Reading Shobogenzo through any systematic screen is only possible if one imagines that the message of Shobogenzo is something to be explained. As students of literature tell us, the authentic message of any truly sacred text, like that of authentic poetry, inherently defies explanation. If the authentic message of a sacred text could truly be grasped through an explanation, it should have been written as an explanation to begin with. Obviously, if a sacred text conveyed nothing but what could be grasped by the ordinary human intellect, that text would hardly qualify as sacred. A literary work that does not speak to the heart as well as the mind and does nothing to actually expand our understanding, realization, and experience of life offers, at best, nothing more than a quantity of information, a mere number of trivial facts.
The tendency to categorize and systemize Dogen’s writings is not simply restricted to the sectarian factions of Soto Zen; traces of it appear in nearly every field of Dogen, and Japanese Zen studies. A veritable plethora of labels have been applied to Dogen and his works in a variety of attempts to systematically explain "Dogen’s Zen." Attaching significance to perceived connections between his writings and when he wrote them, many modern Dogen scholars subscribe to one or the other of the so-called "Renewal" and "Decline" theories. These categorizations are established by compartmentalizing Dogen’s work according to when he wrote them. When using this system, Dogen’s work is usually divided into the categories of "early and late" periods or "early, middle and late" periods.
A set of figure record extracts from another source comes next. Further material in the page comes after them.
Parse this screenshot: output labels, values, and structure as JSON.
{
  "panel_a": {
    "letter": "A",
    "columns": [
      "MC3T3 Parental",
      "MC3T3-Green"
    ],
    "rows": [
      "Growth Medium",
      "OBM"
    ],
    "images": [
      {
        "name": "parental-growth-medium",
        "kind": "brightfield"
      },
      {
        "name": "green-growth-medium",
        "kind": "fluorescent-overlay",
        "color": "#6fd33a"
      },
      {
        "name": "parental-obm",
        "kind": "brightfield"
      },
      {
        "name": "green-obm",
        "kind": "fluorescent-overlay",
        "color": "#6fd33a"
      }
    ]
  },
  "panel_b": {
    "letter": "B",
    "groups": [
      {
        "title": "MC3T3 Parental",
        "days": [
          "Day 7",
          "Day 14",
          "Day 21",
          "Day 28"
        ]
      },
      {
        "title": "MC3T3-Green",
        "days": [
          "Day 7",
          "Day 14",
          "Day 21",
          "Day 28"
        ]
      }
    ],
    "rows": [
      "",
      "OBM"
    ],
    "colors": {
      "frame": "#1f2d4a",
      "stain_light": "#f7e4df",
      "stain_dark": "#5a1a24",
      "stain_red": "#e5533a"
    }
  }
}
One prominent Dogen scholar suggests dividing these three periods into seven sub-divisions (Early Early, Late Early, Early Middle, Middle Middle, Late Middle, Early Late, and Late Late). (Steven Heine, Did Dogen Go to China?)
Because of its role, scholarship is more than justified in dividing, and categorizing the subject of its research, yet students and practitioners should be aware of the nature and function of those investigations. Scholarship can and does illumine important facets of Dogen’s life and work, but it is important to remember that, like a finely cut diamond, Shobogenzo is more than the sum of its facets. After all, the language of Shobogenzo, like that of all truly sacred literature, is mythological. For myth is the language of deliverance and liberation; a living dynamic expression with the potential of rendering transparent the interface of the temporal and the eternal, the finite and the infinite, all beings and Buddha, in Zen terms: the Gateless Barrier.
To read mythic expression as ordinary prose is to misread it.
Sacred text is inevitably addressed to the whole of our being and it is only through the whole of our being that we can receive it. Failing to respect the integrity of Shobogenzo by subjecting it to differentiation, discrimination, and conceptualization inevitably renders it opaque, nullifying its liberating potential.
Shobogenzo, like a necklace made of pearls, is at once ‘the many’ and ‘the one.’ Exploring Shobogenzo through divisions or systems of thought is like examining a necklace only after dividing and organizing the pearls into groups and patterns. There is no doubt that Dogen’s Shobogenzo is one of the most complex and multi-faceted works in all of the world’s literature, but aside from a few uncertain points its message is consistent, and its inherent design is exquisite.